2021-03-28: reconnecting the router to the switchable (on-/off- grid) 12V supply may make use of an additional 100Wh/d or more (not drawing it from the grid). That may double daily off-grid use at the moment from ~125Wh/d to ~250Wh/d.
2021-03-29: a green green tea cuppa started at 14:45 with water from filter jug at 18°C according to water heater, 70°C at 14:58, 94°C at 15:05. Stopped a minute or so later at 96°C. Made a generous mugful.

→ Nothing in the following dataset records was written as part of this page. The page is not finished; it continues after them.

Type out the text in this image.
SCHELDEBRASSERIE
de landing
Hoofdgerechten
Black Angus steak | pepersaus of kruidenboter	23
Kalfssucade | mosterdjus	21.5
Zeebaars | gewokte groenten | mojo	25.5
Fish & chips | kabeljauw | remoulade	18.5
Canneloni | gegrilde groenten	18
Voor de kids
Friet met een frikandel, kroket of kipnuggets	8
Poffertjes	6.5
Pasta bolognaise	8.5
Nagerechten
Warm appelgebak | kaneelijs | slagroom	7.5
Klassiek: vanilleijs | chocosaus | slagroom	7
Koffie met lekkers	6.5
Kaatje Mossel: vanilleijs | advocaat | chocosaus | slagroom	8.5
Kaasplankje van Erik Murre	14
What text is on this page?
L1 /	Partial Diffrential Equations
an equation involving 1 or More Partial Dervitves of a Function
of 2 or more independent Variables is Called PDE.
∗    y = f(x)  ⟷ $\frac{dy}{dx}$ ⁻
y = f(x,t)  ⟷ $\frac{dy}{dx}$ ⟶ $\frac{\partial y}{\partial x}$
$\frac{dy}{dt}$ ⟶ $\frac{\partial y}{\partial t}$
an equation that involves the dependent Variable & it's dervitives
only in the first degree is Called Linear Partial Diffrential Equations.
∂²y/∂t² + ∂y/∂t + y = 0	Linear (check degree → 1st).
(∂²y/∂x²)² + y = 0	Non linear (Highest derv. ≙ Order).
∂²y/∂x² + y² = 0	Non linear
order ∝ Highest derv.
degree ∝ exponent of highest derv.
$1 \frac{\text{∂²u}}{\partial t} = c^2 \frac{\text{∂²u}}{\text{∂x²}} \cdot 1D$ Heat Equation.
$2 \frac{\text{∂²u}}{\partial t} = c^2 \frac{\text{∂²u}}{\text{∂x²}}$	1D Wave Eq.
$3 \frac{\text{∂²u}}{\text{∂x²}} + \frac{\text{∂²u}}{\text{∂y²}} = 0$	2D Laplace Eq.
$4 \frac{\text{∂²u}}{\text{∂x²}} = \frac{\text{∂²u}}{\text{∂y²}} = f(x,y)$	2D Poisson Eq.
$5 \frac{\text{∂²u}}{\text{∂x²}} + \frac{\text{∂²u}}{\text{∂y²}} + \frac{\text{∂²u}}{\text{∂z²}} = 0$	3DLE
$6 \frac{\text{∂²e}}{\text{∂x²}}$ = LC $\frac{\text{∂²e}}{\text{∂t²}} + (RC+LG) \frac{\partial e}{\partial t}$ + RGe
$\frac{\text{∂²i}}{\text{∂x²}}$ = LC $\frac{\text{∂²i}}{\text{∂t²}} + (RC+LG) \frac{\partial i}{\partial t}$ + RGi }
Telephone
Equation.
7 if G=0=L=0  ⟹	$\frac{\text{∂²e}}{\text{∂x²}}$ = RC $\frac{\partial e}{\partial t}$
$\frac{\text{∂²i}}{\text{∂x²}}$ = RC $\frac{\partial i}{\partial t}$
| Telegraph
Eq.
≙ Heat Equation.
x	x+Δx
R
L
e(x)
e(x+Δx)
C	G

Estimated energy of ~100W for ~20 minutes is ~33Wh.
Captured over 300Wh off-grid today, hurrah!
2021-03-19: Faster Incremental Builds When Sunny
(See previous work storage note and next.)
I have tweaked the makefile
to allow a quicker incremental build (see work storage) with pages-incr
, when the battery is HIGH
or higher. That is, to be more aggressive in how many things to rebuild, and allowing each rebuild run to be longer.
Many days recently have had the battery reach FULL
. So making better use of excess energy is currently worth some extra thought!
(The work storage magic mostly happens between conditionals in the crontab
not to run things at all unless HIGH
enough, and in the makefile
's PWRxFLAG
and friends to conditionally enable fewer or more dependencies dynamically.)
2021-03-17: "Love how fast your website is"
Unsolicited comment of the week:
Love how fast your website is, btw
And then...
For real, I had to check the network tab because I couldn't believe how fast it felt when I already knew, based on reading it, that you wouldn't be using a CDN and that it would be a server on a different continent, maybe a low spec solar powered one too
Yep, off-grid, running in my kitchen cupboard directly below me, on an FTTC line!
2021-03-14: DNS Primary Fun
Last month I got a reasonable off-site, off-continent DNS secondary running.
Today's task is to move the primary from the old RPi server to the new one.
The steps are something like:
- Clone the (SVN) repository for the old primary to the new machine (ie have the audit trail local to the new primary).
- Keep an off-server archive/recovery snapshot of the repository.
- Create the DNS working files area for the new primary on the new server.
- Do a test build of all the records and files, and eyeball.
- Ensure that the latest BIND9 is on the new primary.
- Hook up the new BIND9 server to use records from a
make install
from the DNS area, and do one. - Add Ansible support for DNS primary files/status.
- Make sure that the right authoritative records are served by the new primary.
- Adjust the networking configuration of old and new RPis to serve one of the local address from the new server, leaving the other with the old primary, and ensure that it correctly serves requests, eg inbound from the Internet.
- (At this point the new primary is up and taking some of the load.)
- Bring up a secondary in place of the old primary, serving one of the local IP addresses, so that I get some extra redundancy for now.
- (At this point there is a shiny new primary on the new RPi, a secondary on the old RPi on the same network, and a secondary on another continent.)
- Decommission the old primary DNS area, repo, etc, so that it cannot accidentally be run as primary.
- Possibly choose on primary and secondary whether to use (both) as cacheing name servers for local queries, eg via
/etc/resolv.conf
.
(I also sorted out a few things such as 'notify' that I had not really paid attention to before.)
When all that is done I want to tidy up glue records and so on:
- Remove one of the nameservers to get back to a more reasonable three. If two name servers are enough for (say) CloudFlare, then four is surely overkill for me!
- Give the non-UK, non-ExNet name server the off-site IP.
- Fix DNS glue records at the registrars to match.